= Zuzana Bachoríková =

Slovak artist and designer (born 1961)

Zuzana Rabina Bachoríková (born 25 September 1961, in Bratislava, Czechoslovakia, now Slovakia) is a Slovak artist and designer. Between 1976 and 1980, she studied at the School of Applied Arts in Bratislava. She has worked at painting, drawing, graphic design, and illustration, as well as fashion and interior design. She is the co-founder of the fashion brand ZURABA. Her works are represented in the collections of galleries in Slovakia, the Czech Republic, Japan, Switzerland, the Netherlands, Belgium, Africa, Australia and the United States.

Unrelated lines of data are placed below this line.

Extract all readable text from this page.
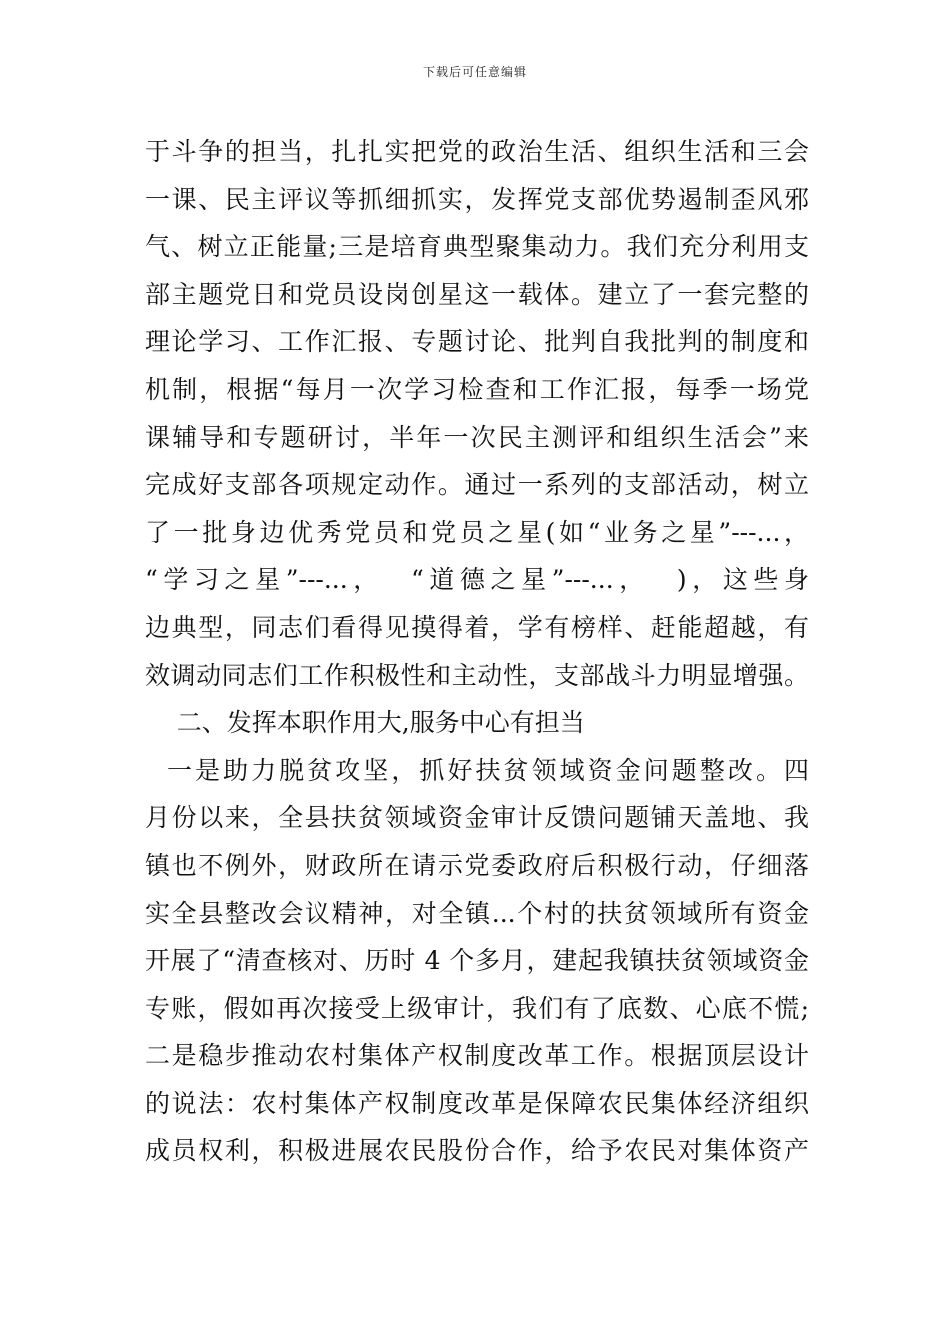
下载后可任意编辑
于斗争的担当，扎扎实把党的政治生活、组织生活和三会
一课、民主评议等抓细抓实，发挥党支部优势遏制歪风邪
气、树立正能量;三是培育典型聚集动力。我们充分利用支
部主题党日和党员设岗创星这一载体。建立了一套完整的
理论学习、工作汇报、专题讨论、批判自我批判的制度和
机制，根据“每月一次学习检查和工作汇报，每季一场党
课辅导和专题研讨，半年一次民主测评和组织生活会”来
完成好支部各项规定动作。通过一系列的支部活动，树立
了一批身边优秀党员和党员之星(如“业务之星”---...，
“学习之星”---...，  “道德之星”---...，  )，这些身
边典型，同志们看得见摸得着，学有榜样、赶能超越，有
效调动同志们工作积极性和主动性，支部战斗力明显增强。
二、发挥本职作用大,服务中心有担当
一是助力脱贫攻坚，抓好扶贫领域资金问题整改。四
月份以来，全县扶贫领域资金审计反馈问题铺天盖地、我
镇也不例外，财政所在请示党委政府后积极行动，仔细落
实全县整改会议精神，对全镇...个村的扶贫领域所有资金
开展了“清查核对、历时 4 个多月，建起我镇扶贫领域资金
专账，假如再次接受上级审计，我们有了底数、心底不慌;
二是稳步推动农村集体产权制度改革工作。根据顶层设计
的说法：农村集体产权制度改革是保障农民集体经济组织
成员权利，积极进展农民股份合作，给予农民对集体资产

Bachoríková materializes images that can be seen in meditation: images that may be glimpsed under one´s eyelids. Each painting has many layers of meaning, a lot of symbolism and fantasy, transcending the boundaries of time and space. Each composition is based on effort to use maximum imagination, on bold colouring, and sometimes on sharp colour pigments as dominant structural elements and on the author´s independent poetics resulting from projection and conjunction of different semantic contexts.

==Family==
Bachorikova is married to artist Oto Bachorík. They have a son, Jakub Bachorík, who is an artist in Eastern Europe and a daughter who is an actress and lives in England.